Энн и конец моих с ней отношений, все, что связано с нами, вдруг ударяет мне в ноздри, словно густой ядовитый дым, да так, как ни разу не ударял за наитемнейшие семь лет отчаяния или в минуты мрачного уныния, которыми сменялись периодические воскрешения надежд. Но, вместо того чтобы взреветь, как ослепленный Циклоп, я машинально захлопываю книгу и отшвыриваю ее в сторону, и она летит, кувыркаясь, через гостиную, и ударяется в коричневую стену, и выбивает смахивающий формой на Флориду кусок штукатурки, и валится с ее крошками на пол, в пыль. (Книги не только читаются и бережно хранятся, на долю их выпадают многие испытания.)
Пропасть (ведь тут пропасть, что же еще?), которая отделяет наше давнее общее время от нынешней минуты, вдруг придает зияющую ясность мысли, что все уже сделано, все кончено, – да так, точно Энн никогда не была той Энн, а я – тем собой; так, точно оба мы никогда и не вступали в ту жизнь, что привела меня к этому странному «библиотечному» мгновению (хоть мы и вступали). И не вопреки всем малым шансам на успех, а именно в полном соответствии с ними жизнь все равно привела бы меня сюда или в другое столь же одинокое, безжизненное место, как поступила она, по всем вероятиям, с Полем и его пылкой, отчаявшейся Эстер – нашими двойниками в любви. Было и сгорело с тихим шипением. (Впрочем, когда бы не слезы, которые щиплют сейчас мне глаза, я бы принял мою утрату с большим достоинством. Поскольку, в конце концов, я – человек, советующий вам махнуть рукой на все бесценное, что вы еще помните, не питая, однако ж, надежд снова прибрать его к рукам.)

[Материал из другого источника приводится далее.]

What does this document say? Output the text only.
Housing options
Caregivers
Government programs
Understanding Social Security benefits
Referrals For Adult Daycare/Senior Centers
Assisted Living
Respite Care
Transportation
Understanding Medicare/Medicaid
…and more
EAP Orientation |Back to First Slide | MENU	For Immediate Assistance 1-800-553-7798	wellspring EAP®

Я отираю щеки, промокаю подолом рубашки глаза. В доме, чувствую я, кто-то выходит откуда-то, и я бросаюсь к книге, отряхиваю ее, прилаживаю на место переплет, выравниваю разъехавшиеся страницы и отношу назад, к ее гробовой щели, где она сможет продремать еще двадцать лет, – и тут же Шара проходит к парадной двери, выглядывает наружу, а потом замечает меня, стоящего посреди гостиной, точно слезливый иммигрант, и неторопливо направляется в мою сторону. От Шары веет сигаретами и какой-то яблочной сладостью, использованной на маловероятный случай, что я-то и есть тот самый малый, который купит ей кооперативную квартиру.
Шара уже не та, какой была десять минут назад. Теперь на ней джинсы в обтяжку, красные ковбойские сапоги, пояс из круглых металлических бляшек и черный топ на бретельках, показывающий ее сильные, округлые, голые атлетические плечи и груди, которые я себе уже представлял (впрочем, теперь могу разглядеть их в подробностях) Она «что-то сделала» с глазами и с волосами, вроде бы ставшими еще кудрявее. Щеки ее порозовели, губы намазаны чем-то поблескивающим, узнать в ней прежнюю повариху, пожалуй, и можно, но не без труда. Хотя, на мой взгляд, она теперь не так миловидна, как была в мешковатой белой тужурке, скрывавшей большую часть ее тела.